Guess what?!? It’s that time of year again! Yep, the time of year when National Novel Writing Month and the holidays collide to make my already questionable ability to produce content for the blog just slip away altogether. This year the delightful mess is further complicated by the fact the John and I just bought a house and that I’m house-sitting for my parents in a week. I’ll be lucky if something approaching novel writing happens, let alone blogging.
But that’s okay, right, because I know all of you who read my blog so diligently are going to be SO inspired by my post that you’re going to go out there and spent the month in solidarity with me, writing like little fiends whether you like it or not. And I don’t care if half of you are whinging and trying to get away with that, “But I’m not a writer” nonsense.

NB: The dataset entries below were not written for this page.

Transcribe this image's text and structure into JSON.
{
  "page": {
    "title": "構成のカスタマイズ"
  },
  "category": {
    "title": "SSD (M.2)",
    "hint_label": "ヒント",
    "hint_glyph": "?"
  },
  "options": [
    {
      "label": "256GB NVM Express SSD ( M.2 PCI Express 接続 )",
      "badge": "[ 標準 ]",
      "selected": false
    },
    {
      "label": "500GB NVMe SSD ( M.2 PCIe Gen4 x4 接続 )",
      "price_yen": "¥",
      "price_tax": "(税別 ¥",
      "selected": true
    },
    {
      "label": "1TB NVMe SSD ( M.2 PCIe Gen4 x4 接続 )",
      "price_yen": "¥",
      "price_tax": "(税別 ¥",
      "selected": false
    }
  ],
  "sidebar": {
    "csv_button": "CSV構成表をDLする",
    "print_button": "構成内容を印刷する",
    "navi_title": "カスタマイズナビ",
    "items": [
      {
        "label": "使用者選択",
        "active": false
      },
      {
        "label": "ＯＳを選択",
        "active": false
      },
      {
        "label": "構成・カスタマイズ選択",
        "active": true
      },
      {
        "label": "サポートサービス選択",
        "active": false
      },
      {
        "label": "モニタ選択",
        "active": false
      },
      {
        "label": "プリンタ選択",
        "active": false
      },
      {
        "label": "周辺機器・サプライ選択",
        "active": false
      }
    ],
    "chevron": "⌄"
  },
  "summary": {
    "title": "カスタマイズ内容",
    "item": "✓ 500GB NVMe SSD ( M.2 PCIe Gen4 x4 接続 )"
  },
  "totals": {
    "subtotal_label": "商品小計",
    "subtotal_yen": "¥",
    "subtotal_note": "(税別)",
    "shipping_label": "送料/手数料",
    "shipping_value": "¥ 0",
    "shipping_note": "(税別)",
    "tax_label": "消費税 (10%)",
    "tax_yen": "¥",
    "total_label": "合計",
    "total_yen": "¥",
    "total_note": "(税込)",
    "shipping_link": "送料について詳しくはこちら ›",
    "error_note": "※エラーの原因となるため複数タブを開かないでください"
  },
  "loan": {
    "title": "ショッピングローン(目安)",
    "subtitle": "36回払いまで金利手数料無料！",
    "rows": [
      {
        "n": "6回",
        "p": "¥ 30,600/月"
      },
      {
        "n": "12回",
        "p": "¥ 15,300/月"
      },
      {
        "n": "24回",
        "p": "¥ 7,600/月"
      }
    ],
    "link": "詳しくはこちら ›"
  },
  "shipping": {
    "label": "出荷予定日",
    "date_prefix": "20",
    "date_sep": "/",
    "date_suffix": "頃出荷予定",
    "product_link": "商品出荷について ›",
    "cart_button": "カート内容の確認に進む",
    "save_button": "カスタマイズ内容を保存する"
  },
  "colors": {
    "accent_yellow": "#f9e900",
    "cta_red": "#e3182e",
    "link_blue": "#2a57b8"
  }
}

National Novel Writing Month is an awesome endeavor for everyone, and here’s why:
1. Learn to Appreciate the Labor of Writing
You like to read, right? So develop some empathy for the work writers really do. If you’ve developed no empathy by the end of the month, you’re either a natural or a prolific disaster–either way, you may have found a new calling.
2. Be Brain-Healthier
Trying new things is good for your brain. Skydiving is expensive and terrifying. Writing is terrifying (especially when you share your work with others), but at least it’s cheap. And when people mock you for the outcome, at least you probably haven’t added injuries to the insults with a broken leg or something.
3. Become Immortal
Everyone has lived a life, and everyone has a story to tell. If you think you don’t, that means you’re not sharing it. If you’re not sharing it, your stories and knowledge will die with you.
4. Stop Being Selfish
See above. Stop hoarding your stories! In an age where biological mutation has become all but irrelevant for the perpetuation of the human race, the forces which drives us to evolve is the introduction of memes. If you’re hoarding your memetic wealth, you’re cutting the entire planet off from a potential source of valuable change.
Okay, I admit…even if you are a morally beatific genius, that one’s a bit of a stretch. That’s all I’ve got right now, but I think any one of those reasons should convince you to try to write a novel. If nothing else, it will give you one more story to tell.